Here’s the section that was so disturbing to me upon learning of Bannon’s influence. Alistair Horne, (the author of The Fall of Paris, shown above), writes:
All through his life Lenin studied the Commune; worshipped its heroism, analysed its successes, criticized its faults and compared its failures with the failure of the abortive Russian revolution of 1905. In his mind, two mistakes committed by the Commune stood out above all others; as he declared in an often quoted article written on the anniversary of March 18th, in 1908:
…The proletariat stopped half-way; instead of proceeding with the ‘expropriation of the expropriators’, it was carried away by dreams of establishing supreme justice in the country...institutions such as the Bank were not seized...The second error was the unnecessary magnanimity of the proletariat; instead of annihilating it’s enemies, it endeavored to exercise moral influence on them; it did not attach the right value to the importance of purely military activity in civil war, and instead of crowning its victory in Paris by a determined advance on Versailles, it hesitated and gave time to the Versailles government to gather its dark forces…
When the moment came for the revolution for which his whole life had been a preparation, Lenin would not repeat the Commune’s ‘half-measures’ and ‘unnecessary magnanimity’. There could be no question of accepting, as the Commune had demonstrated, ‘the available ready machinery of the State’, and adapting it’ everything had to be smashed and re-created in a new, proletarian image.

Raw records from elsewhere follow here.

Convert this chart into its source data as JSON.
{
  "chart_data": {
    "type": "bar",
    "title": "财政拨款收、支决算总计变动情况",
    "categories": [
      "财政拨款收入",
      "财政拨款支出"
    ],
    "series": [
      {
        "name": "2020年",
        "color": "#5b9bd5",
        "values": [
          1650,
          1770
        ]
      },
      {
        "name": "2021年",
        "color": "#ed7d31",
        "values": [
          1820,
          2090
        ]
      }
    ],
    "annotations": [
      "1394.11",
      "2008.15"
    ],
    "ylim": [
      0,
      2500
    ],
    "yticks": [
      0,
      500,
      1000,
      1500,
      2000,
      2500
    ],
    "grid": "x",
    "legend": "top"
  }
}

To Lenin and his followers, the supreme lesson of the Commune was that the only way to succeed was by total ruthlessness.
Steve Bannon has been quite willing to publicly state his destructive goal. Don’t doubt for a minute that others, including the president, are willing to go along with him. Some may even agree with him, and just aren’t willing to be as open about it as Bannon.
This isn’t just idle talk by Bannon and others. We’ve all seen, just this past 10 days, how much more organized, (publishing Project 2025, anyone?), and more swift than they were in 2017. To quote Bannon, they’re definitely “flooding the zone with shit.”
How do we deal with the flooded zone when we don’t hold much power?
First, I think it’s important to find personal balance. Make sure you’re spending part of your day doing something you enjoy. Stay connected with others, too.
Second, we don’t have to kick up our adrenaline until something actually happens. I see this as a version of not obeying in advance. Just because the felon in the WH says something doesn’t mean it will actually happen. Sure, keep it in the back of your mind, and if it affects you or people you care about, you should spend more time planning for it. However, there’s a fair amount that can be ignored for the time being.
Third, call your Rep. and Senators. Let them know what you’re concerned about, angry about and what you’d like them to do about it. Do this regardless of whether or not they’re Democrats or republicans.